Risk levelTypical impactMinimum approvalExtra requirements
LowNo downtime, no CUI boundary changeChange owner + peer reviewValidate and record evidence
MediumUser impact or limited downtimeIT lead or designated approverPilot test when possible
HighAffects CUI boundary, auth, logging, encryptionIT lead + business ownerWritten rollback, comms plan
EmergencyActive outage or security threatOn-call approver (fast)Close-out review next business day

When segregation of duties is hard (because your team is two people), I add compensating controls:

  • Peer review in Git for scripts and config files (even if you’re the only admin, get a second set of eyes from another IT staffer or manager).
  • Recorded approval in the ticket before implementation, or in an approval email saved to the ticket.
  • Post-implementation review within 48 hours for medium/high risk changes.
  • Admin activity logs (Intune, M365 audit logs, firewall logs) attached as evidence.

I treat this as part of being a Business Technology Partner, not “extra compliance work.” It protects the business when something goes sideways.

Rollback planning, maintenance windows, and the evidence you’ll be glad you kept

Rollback planning shouldn’t be a novel.
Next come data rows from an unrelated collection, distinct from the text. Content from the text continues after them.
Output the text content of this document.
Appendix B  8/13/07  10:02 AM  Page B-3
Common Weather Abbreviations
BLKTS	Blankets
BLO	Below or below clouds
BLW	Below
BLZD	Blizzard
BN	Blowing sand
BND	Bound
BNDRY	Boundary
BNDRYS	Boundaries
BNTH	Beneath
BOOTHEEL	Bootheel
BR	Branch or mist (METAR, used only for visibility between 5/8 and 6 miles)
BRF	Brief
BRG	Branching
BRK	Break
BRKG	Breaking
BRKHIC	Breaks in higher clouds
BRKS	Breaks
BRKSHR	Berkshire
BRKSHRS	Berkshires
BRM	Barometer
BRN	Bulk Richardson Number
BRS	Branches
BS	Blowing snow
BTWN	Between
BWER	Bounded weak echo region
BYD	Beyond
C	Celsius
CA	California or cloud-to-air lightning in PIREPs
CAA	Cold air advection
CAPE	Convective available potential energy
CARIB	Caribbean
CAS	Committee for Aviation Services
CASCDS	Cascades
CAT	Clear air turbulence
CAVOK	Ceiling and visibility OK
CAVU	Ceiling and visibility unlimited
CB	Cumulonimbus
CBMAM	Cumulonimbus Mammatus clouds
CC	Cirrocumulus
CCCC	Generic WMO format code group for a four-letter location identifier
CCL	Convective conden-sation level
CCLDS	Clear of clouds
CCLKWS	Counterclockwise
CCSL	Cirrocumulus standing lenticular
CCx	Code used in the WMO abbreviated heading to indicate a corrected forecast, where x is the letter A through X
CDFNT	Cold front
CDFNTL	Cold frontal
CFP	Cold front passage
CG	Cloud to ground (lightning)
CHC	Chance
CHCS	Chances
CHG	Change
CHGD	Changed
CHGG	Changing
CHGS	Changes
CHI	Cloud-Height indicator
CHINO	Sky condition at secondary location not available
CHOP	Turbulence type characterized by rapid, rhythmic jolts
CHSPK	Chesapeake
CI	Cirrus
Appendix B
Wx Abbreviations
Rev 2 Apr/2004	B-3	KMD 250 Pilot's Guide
I keep it to three parts: restore point, backout steps, and decision trigger.

  • Restore point: snapshot, backup, export config, or Git tag.
  • Backout steps: the minimum steps to return to the last known good state.
  • Decision trigger: “If sign-in failures exceed X” or “If POS terminals can’t sync within 15 minutes”.

Maintenance windows matter even more for small teams because interruptions steal days. I prefer:

  • A weekly window for standard patching and minor updates.
  • A monthly window for bigger Cloud Infrastructure, Office 365, or firewall changes.
  • For restaurants, I schedule Kitchen Technology Solutions changes after close, then I test at open with a short checklist.

For evidence collection, I avoid screenshots unless they help. Instead, I attach exports and logs:

  • Ticket history and approvals
  • Git commit or PR link
  • Intune policy change record and compliance report
  • Patch report showing deployment and success
  • Backup job result and, when high risk, a restore test result

If you want a plain-English view of how Level 2 maps to real steps, I often point teams to CMMC 2.0 Level 2 requirements explained. For business owners who need the “why now” framing, how CMMC impacts small businesses helps set expectations.

Common pitfalls I see in CMMC Level 2 assessments

  • Untracked changes made “directly in prod” with no ticket.
  • Emergency changes that never get a next-day write-up.
  • No rollback evidence, even for high-risk items.
  • Approvals that aren’t traceable, like verbal ok’s with no record.
  • Docs that don’t match reality, like an SSP that says one thing while Intune does another.

30/60/90-day implementation plan (small team pace)

TimeframeWhat I implementEvidence I expect by the end
30 daysScope CUI systems, define change types, start ticketingPolicy draft, first 10 changes logged
60 daysRisk approvals, rollback template, maintenance calendarPilot evidence, approval trails, sample rollbacks
90 daysMetrics, monthly review, tighten SoD controls3 months of reports, trend lines, clean closures

Conclusion: change control that supports security and speed

When I run CMMC change management the right way, my team moves faster because we stop re-learning the same lessons. The process stays light, but the evidence stays strong. That combination supports Cybersecurity Services, Secure Cloud Architecture, and Business Continuity & Security without turning my day into paperwork.

If you’re building IT Strategy for SMBs while handling CUI, start with the ticket fields and the risk approvals. Then keep three months of proof ready. Your future assessment, and your future self, will thank you.